Et encore, ces chiffres sont des majorants, car faut-il encore être sûr que les sondés ne se sont pas moqués du sondeur, ou qu’ils ont bien répondu honnêtement et sérieusement…
Sachant, enfin, que si l’échantillon du sondeur est vraiment représentatif, on va également obtenir des réponses de personnes souffrant de troubles psychiatriques altérant leur discernement ou simplement leur humeur (une dizaine de pour cents de la population selon la Drees). Ceci va à l’évidence rendre difficile dans tous les cas d’obtenir un taux de ‘complotistes” présumés (suivant ces définitions extensives) inférieur à un plancher de probablement 1 à 4 %…
Mais nous reviendrons sur ce point.
Cinquième point problématique : les sondés ne connaissant pas certaines théories ont été obligés de se prononcer. La majorité des sondés a donc souvent dû se prononcer en quelques secondes – après déjà une vingtaine de réponses – sur leur adhésion à une théorie qu’ils ne connaissaient pas, en se basant seulement sur la ligne d’énoncé de la question, souvent confuse. Mais là encore, le sondeur assume :
“Les sondés ont été amenés à se positionner sur des thèses ou opinions qu’ils ne connaissaient pas :
L’architecture du questionnaire était conçue en deux temps. On mesurait tout d’abord la notoriété de différentes théories pour évaluer quel était le niveau de diffusion de chacune d’elles. On sait en effet que ces théories circulent sur le mode viral et il était donc intéressant de pouvoir quantifier thème par thème combien de Français avaient déjà entendu parler du sujet en question.
Dans un second temps, que les interviewés en aient déjà entendu parler ou non, ils étaient appelés à exprimer leur niveau d’adhésion à chacune des thèses testées. Il s’agissait d’évaluer le crédit apporté à ces théories ou opinions et la propension des Français à y adhérer spontanément. Même sans avoir déjà vu, lu ou entendu cette thèse, les sondés nous semblaient pleinement en mesure d’indiquer dans le cadre de l’enquête si telle ou telle thèse leur paraissait crédible ou plausible.

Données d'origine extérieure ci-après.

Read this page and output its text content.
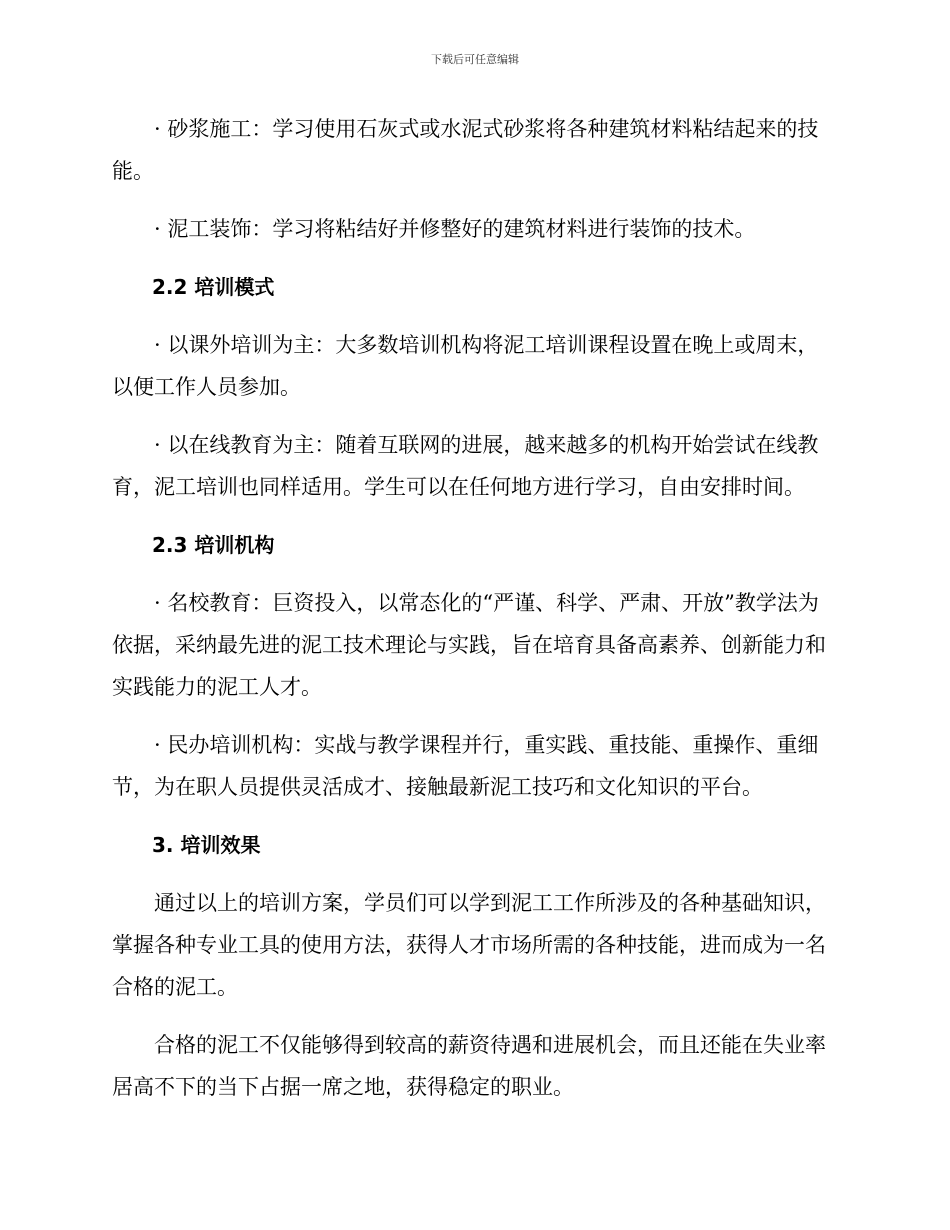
下载后可任意编辑

· 砂浆施工：学习使用石灰式或水泥式砂浆将各种建筑材料粘结起来的技能。

· 泥工装饰：学习将粘结好并修整好的建筑材料进行装饰的技术。

2.2 培训模式

· 以课外培训为主：大多数培训机构将泥工培训课程设置在晚上或周末，以便工作人员参加。

· 以在线教育为主：随着互联网的进展，越来越多的机构开始尝试在线教育，泥工培训也同样适用。学生可以在任何地方进行学习，自由安排时间。

2.3 培训机构

· 名校教育：巨资投入，以常态化的“严谨、科学、严肃、开放”教学法为依据，采纳最先进的泥工技术理论与实践，旨在培育具备高素养、创新能力和实践能力的泥工人才。

· 民办培训机构：实战与教学课程并行，重实践、重技能、重操作、重细节，为在职人员提供灵活成才、接触最新泥工技巧和文化知识的平台。

3. 培训效果

通过以上的培训方案，学员们可以学到泥工工作所涉及的各种基础知识，掌握各种专业工具的使用方法，获得人才市场所需的各种技能，进而成为一名合格的泥工。

合格的泥工不仅能够得到较高的薪资待遇和进展机会，而且还能在失业率居高不下的当下占据一席之地，获得稳定的职业。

Quand l’enquête indique par exemple que 20 % des Français se disent d’accord avec la thèse des « Chemtrails » (sur les traînées blanches laissées dans le ciel par les avions), nous n’en concluons pas qu’un Français sur cinq a déjà entendu parler de cette idée et la partage mais que, confrontée à cet argument, une personne sur cinq y adhère spontanément.” [Jérôme Fourquet] (Source)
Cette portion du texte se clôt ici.